Greenhouse gas mitigation options for Māori pastoral farmers
The New Zealand agricultural industry is commited to reducing greenhouse gas emissions, to meet its requirements under the Kyoto Protocol. But for some farmers it can be a challenge to balance economic and environmental concerns.
Farmers want to remain profitable, but increasing farm production can increase greenhouse gas emissions, which has implications for global warming and climate change.
In the future agricultural greenhouse gas emissions are likely to be regulated, or subject to a carbon tax, so New Zealand farmers need better information on technologies and strategies to mitigate emissions voluntarily to reduce their farm’s environmental footprint.
AgResearch has partnered with Scion and AgFirst to investigate greenhouse gas mitigation options for Māori pastoral farmers, a three-year research project funded by the New Zealand Agricultural Greenhouse Gas Research Centre (NZAGRC).
The project, led by Dr Tanira Kingi, started on July 1 2014 and aims to help the Māori pastoral sector increase resource efficiency and farm profitability, while lowering greenhouse gas emissions.
Although the outcomes of the research are expected to be pertinant to all farmers, Māori farmers are the focus of this project. Land legislation, cultural preferences and ownership structural differences mean Māori landowners don’t always respond to environmental challenges in the same way as the general sector. For example, governance decisions can be more complex when a farm is run by an incorporation, trust or company. ‘Kaitiakitanga’, or guardianship of the land and a concern for protecting the environment, is an important principle to Māori, and also plays a role in decision-making.
There are three stages to the programme, currently underway. The first stage, led by Dr Tanira Kingi, involves developing a profile of the Māori pastoral sector using farm typologies that are representative of the sector. These typologies or representative categories are based on things like scale, ownership structure, enterprise deversity and production systems.
A network of 30 Māori farms that represent the main typologies will be selected from across New Zealand. Each farm will be profiled and modelled in Overseer to determine and benchmark their emissions profile.
The second stage of the programme, mitigation modelling and design led Scion’s Graham West, will model a range of mitigation options and their impacts on four case study farms. These four farms will be selected from the 30 farms, from different regions, for more indepth analysis using Farmax, Mitigator and Forecaster.
“The mitigation options we are looking at are being developed in conjunction with other research programmes, such as DairyNZ’s ‘Managing greenhouse gas emissions’ programme, led by Dr Cecile de Klein,” says Dr Kingi.
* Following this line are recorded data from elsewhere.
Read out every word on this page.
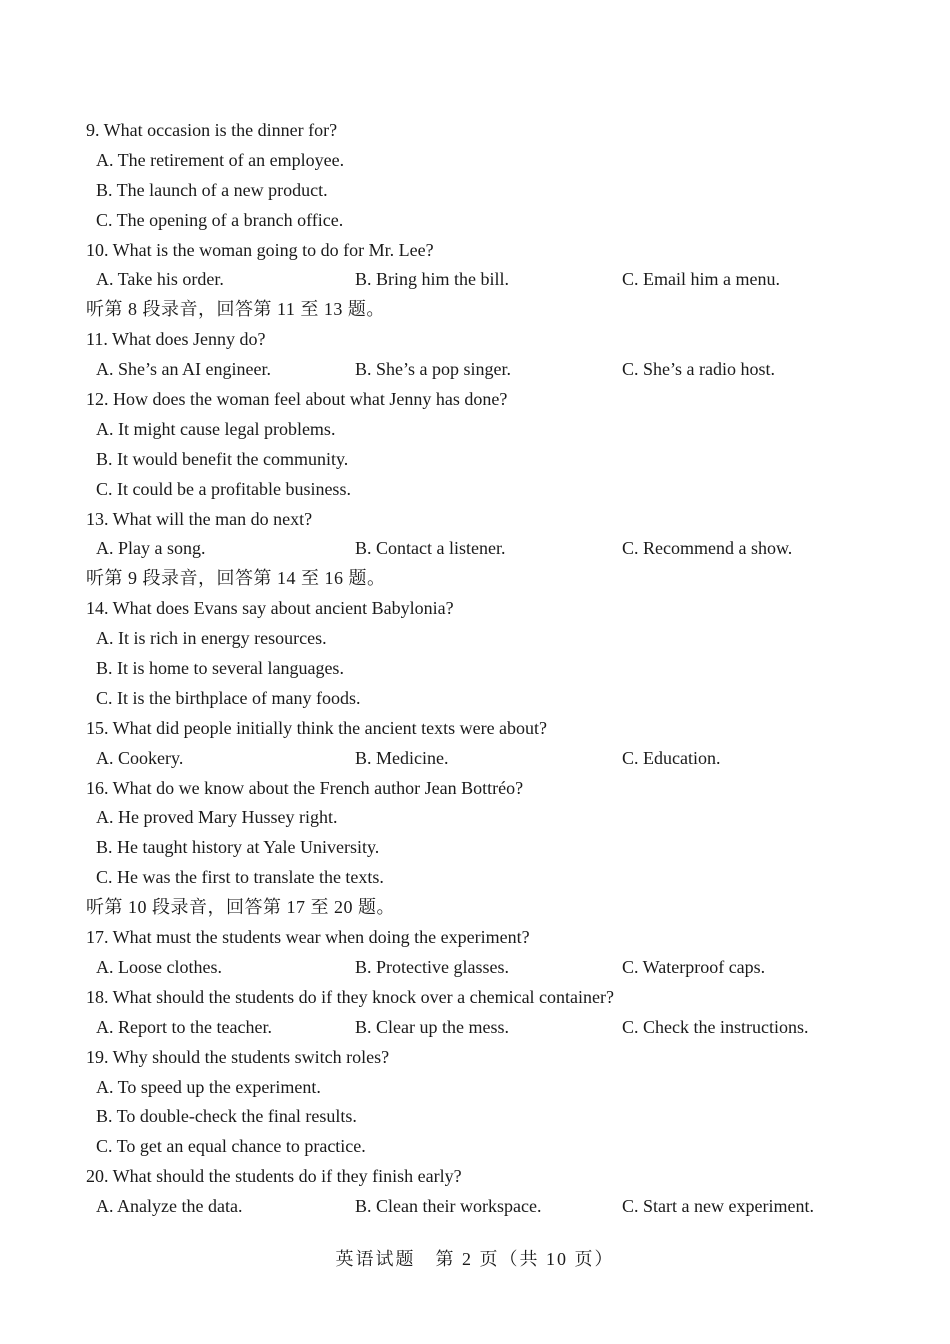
9. What occasion is the dinner for?
A. The retirement of an employee.
B. The launch of a new product.
C. The opening of a branch office.
10. What is the woman going to do for Mr. Lee?
A. Take his order.	B. Bring him the bill.	C. Email him a menu.
听第 8 段录音，回答第 11 至 13 题。
11. What does Jenny do?
A. She’s an AI engineer.	B. She’s a pop singer.	C. She’s a radio host.
12. How does the woman feel about what Jenny has done?
A. It might cause legal problems.
B. It would benefit the community.
C. It could be a profitable business.
13. What will the man do next?
A. Play a song.	B. Contact a listener.	C. Recommend a show.
听第 9 段录音，回答第 14 至 16 题。
14. What does Evans say about ancient Babylonia?
A. It is rich in energy resources.
B. It is home to several languages.
C. It is the birthplace of many foods.
15. What did people initially think the ancient texts were about?
A. Cookery.	B. Medicine.	C. Education.
16. What do we know about the French author Jean Bottréo?
A. He proved Mary Hussey right.
B. He taught history at Yale University.
C. He was the first to translate the texts.
听第 10 段录音，回答第 17 至 20 题。
17. What must the students wear when doing the experiment?
A. Loose clothes.	B. Protective glasses.	C. Waterproof caps.
18. What should the students do if they knock over a chemical container?
A. Report to the teacher.	B. Clear up the mess.	C. Check the instructions.
19. Why should the students switch roles?
A. To speed up the experiment.
B. To double-check the final results.
C. To get an equal chance to practice.
20. What should the students do if they finish early?
A. Analyze the data.	B. Clean their workspace.	C. Start a new experiment.
英语试题　第 2 页（共 10 页）
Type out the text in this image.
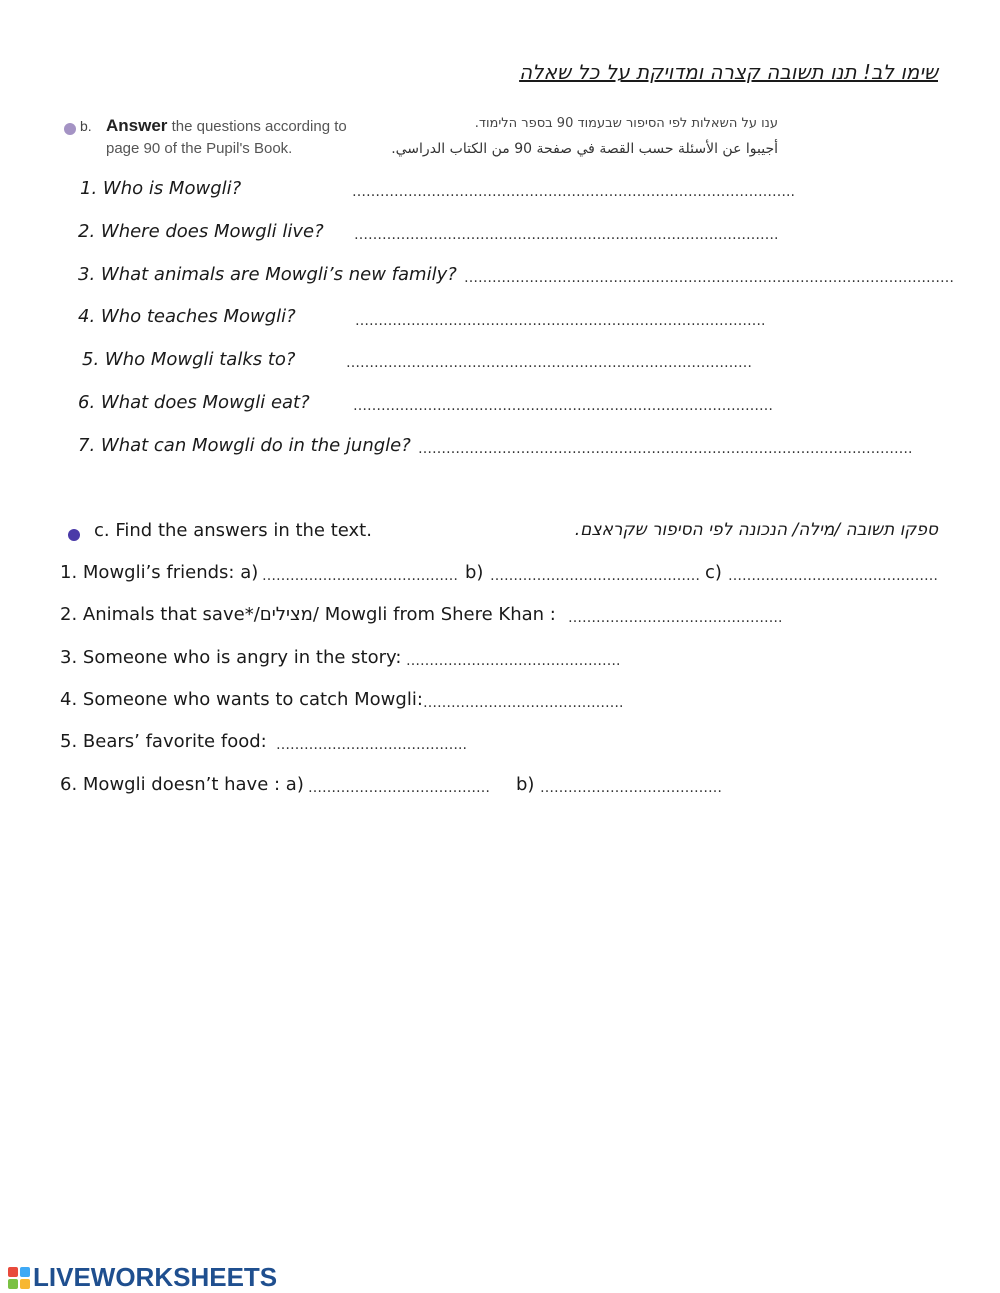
שימו לב! תנו תשובה קצרה ומדויקת על כל שאלה
b. Answer the questions according to
page 90 of the Pupil's Book.
ענו על השאלות לפי הסיפור שבעמוד 90 בספר הלימוד.
أجيبوا عن الأسئلة حسب القصة في صفحة 90 من الكتاب الدراسي.
1. Who is Mowgli?	…………………………………………………………………………………..
2. Where does Mowgli live? ……………………………………………………………………………….
3. What animals are Mowgli’s new family? ……………………………………………………………………………………………
4. Who teaches Mowgli?	…………………………………………………………………………….
5. Who Mowgli talks to?	……………………………………………………………………………
6. What does Mowgli eat?	………………………………………………………………………………
7. What can Mowgli do in the jungle? …………………………………………………………………………………………….
c. Find the answers in the text.	ספקו תשובה /מילה/ הנכונה לפי הסיפור שקראצם.
1. Mowgli’s friends: a) …………………………………… b) ……………………………………… c) ………………………………………
2. Animals that save*/מצילים/ Mowgli from Shere Khan : ……………………………………….
3. Someone who is angry in the story: ……………………………………….
4. Someone who wants to catch Mowgli: …………………………………….
5. Bears’ favorite food: …………………………………..
6. Mowgli doesn’t have : a) ………………………………… b) …………………………………
LIVEWORKSHEETS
These options are likely to be customised according to the needs and specifications of the case study farms, and may include reducing stocking rates, fertiliser substitutions and changes to pasture componsition and management. “The mitigation options and impacts on the farm sytems will be entered into an ‘Emissions Matrix’ and this will be available to the governance boards in the network of 30 farms to take a closer look at with their consultants and farm managers. The expectation is that they’ll try out some of these options in their own farm system,” says Dr Kingi.
The third stage, led by Dr Margaret Brown, involves working with the four case study farms and their farm advisors to establish discussion groups around each farm, using hui/field days and workshops to demonstrate the results of the mitigation models. Tools will be developed which can be accessed by all farmers, including access to the Emissions Matrix and downloadable reports from the NZAGRC website.
“While technologies to reduce nitrous oxide and methane emissions are being developed, farmers still need to continue to lift their game to improve carbon efficiency,” says Dr Kingi. “We hope to demonstrate that farming smarter may actually increase profitability and reduce emissions. Lowering emissions shouldn’t necessarily mean losing money.”
The project is also linked to another project: the ‘Forages for reduced nitrate leaching (FRNL) programme’, funded by the Ministry of Business, Innovation and Employment (MBIE) and led by DairyNZ. Dr Kingi is working in that programme with Ngai Tahu Farming Ltd (Canterbury) and PKW Farming Ltd (Taranaki) who have recently joined the FRNL monitor farm programme.
AgResearch scientists in the related projects (DairyNZ’s Managing greenhouse gas emissions programme and MBIE’s FRNL programme) include Cecile de Klein, Robin Dynes and Tony Van Der Weerden.